Hoy me ha tocado impartir la clase de Medio Ambiente y Ecología. Antes de emprender el viaje, esta asignatura era lo que coloquialmente llamábamos una María. Ahora es la más importante del programa educativo. Les pongo el documental. Hemos eliminado las secuencias con efectos especiales para que los niños no tengan una idea equivocada de lo que realmente fue. Durante quince minutos ven la Naturaleza desplegarse en todo su esplendor: paisajes otoñales tapizados de ocres y rojos; largos ríos culebreando por el verde de la selva amazónica; el lienzo ondulante que en el cielo forma una bandada de golondrinas; el contraste entre el negro de la colonia de pingüinos y el blanco hielo antártico; el galope de las cebras por las praderas del Serengueti; colibríes aleteando suspendidos en el aire; el sinuoso y rayado sigilo de los tigres… ¡Tanta belleza que duele!

Imágenes que no se parecen a nada de cuanto los niños ven dentro del frío mundo de la nave, por mucho que esta tenga las dimensiones de un transatlántico y hayamos reproducido en alguna medida la vida de las ciudades que habitábamos. Esta es la razón por la que al principio los niños sienten curiosidad y ponen interés, incluso muestran un instintivo goce estético ante la belleza de lo que están viendo. Luego, con el paso del tiempo, les parece muy aburrido, se cansan, deja de interesarles. Nos dicen que ese mundo no existe, que lo que aprenden no les va a servir en el futuro. Nos gusta que al menos hablen del futuro, y les pedimos que tengan confianza: algún día encontraremos un lugar donde vivir fuera de la nave. Es por eso, para evitar su hastío, que decidimos distanciar en el tiempo las proyecciones, para que la rutina no agote la sensación de asombro, que es lo que nos pasó a nosotros: que nos olvidamos de la majestuosidad de nuestro mundo, de lo insólito que era, y no lo cuidamos como se merecía. Y eso que nosotros sí vivíamos dentro de esa realidad con los cinco sentidos, no eran meras imágenes que se desvanecían en la oscuridad de la pantalla.

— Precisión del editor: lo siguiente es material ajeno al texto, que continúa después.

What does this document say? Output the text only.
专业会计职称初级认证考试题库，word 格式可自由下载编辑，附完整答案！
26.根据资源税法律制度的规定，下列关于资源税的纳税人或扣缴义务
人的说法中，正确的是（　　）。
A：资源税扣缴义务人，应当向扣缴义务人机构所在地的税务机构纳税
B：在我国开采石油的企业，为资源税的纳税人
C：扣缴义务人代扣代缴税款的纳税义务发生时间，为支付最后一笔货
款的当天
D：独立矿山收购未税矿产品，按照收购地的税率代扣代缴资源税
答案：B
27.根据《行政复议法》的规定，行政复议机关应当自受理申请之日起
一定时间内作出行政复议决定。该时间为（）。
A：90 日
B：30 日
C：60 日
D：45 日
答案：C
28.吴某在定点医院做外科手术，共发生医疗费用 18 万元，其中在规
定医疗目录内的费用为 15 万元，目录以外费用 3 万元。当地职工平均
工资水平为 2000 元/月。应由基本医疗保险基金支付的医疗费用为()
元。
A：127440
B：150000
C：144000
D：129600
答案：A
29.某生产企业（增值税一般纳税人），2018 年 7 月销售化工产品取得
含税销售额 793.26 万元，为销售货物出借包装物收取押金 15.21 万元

Tampoco nos entienden los niños cuando los adultos nos abrazamos, o temblamos y lloramos al ver la película de ese mundo que era nuestro y ya nunca volverá. Mi hijo es uno de esos niños, y cuando me pregunta por qué lloro, le digo que algún día quizá pueda comprenderlo. No me gusta esa respuesta, como no me gustaba que mis padres, cuando de niño les planteaba alguna duda, se remitieran siempre a mi yo adulto. No, no me gusta. Pero no sé hacerlo mejor. O sí sé, pero no quiero que me pregunte, todavía no, por qué no hemos conservado ese mundo si era tan maravilloso, pues no tendré palabras para explicarle la razón de nuestra necedad, de nuestra soberbia; explicarle por qué, tan inteligentes como nos creíamos, fracasamos rotundamente en lo esencial y tuvimos que dejar nuestra casa en ruinas, inhóspita, y ahora vamos a la deriva, a la búsqueda de otra casa que se parezca a la que ya teníamos y perdimos.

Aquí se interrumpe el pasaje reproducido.